Ketika Jokowi Adalah Kita (Bag.2)
Dionisius Ngeta, S. Fil (Putra Nangaroro-Nagekeo, Tinggal Di Maumere)
Kerendahan hati, ketulusan bekerja dan terus bekerja, tidak melawan kekerasan dengan kekerasan, bukan saja senjata Jokowi dalam menghadapi tantangan dan ladeni para oposisi. Tetapi juga karena kesadaran keberadaannya sebagai pemegang mandat dan pelayan masyarakat serta petugas partai yang mengutusnya. Jokowi bukan apa-apa dan bukan siapa-siapa selain pelayan dan karena rakyat. Eksistensinya terberi. Kekuasaan dan hak-hak yang diperoleh Jokowi adalah dari, oleh dan untuk kita masyarakat Indonesia. Jadi Jokowi adalah kita.

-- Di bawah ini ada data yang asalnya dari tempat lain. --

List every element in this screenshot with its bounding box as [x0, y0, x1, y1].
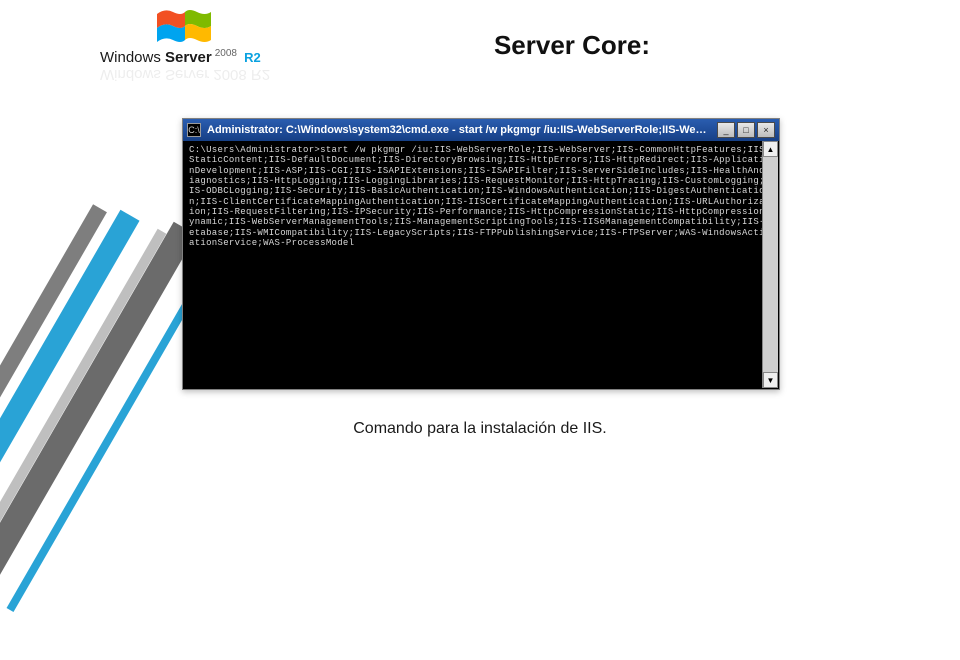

Ketika menjadi RI 1 bersama Jusuf Kala dan K.H M’aruf Amin, Jokowi tidak berubah. Gaya Jokowi tetap seperti dahulu ketika sebagai wali kota Surakarta dan Gubernur DKI Jakarta. Posisi dan jabatan tidak mengubah sikap, gaya hidup dan kepemimpinannya. Blusukan ke daerah-daerah tetap dilakukannya. Jokowi sadar bahwa dia dimandatkan bukan untuk tinggal di Istana Negara. Jabatan dan kekuasaan sementara yang diberikan oleh rakyat Indonesia bukan untuk senang-senang. Bagi Jokowi, jabatan adalah amanah dan mandat yang diberikan. Karena itu dengan sekuat tenaga ia berpikir dan bekerja untuk kepentingan masyarakat. Untuk itu dia pernah mengatakan pada salah satu kesempatan bahwa menjadi Presiden adalah orang yang siap menjadi rambut putih karena berpikir untuk rakyat dan dahi keriput karena bekerja tiada henti untuk kepentingan masyarakat.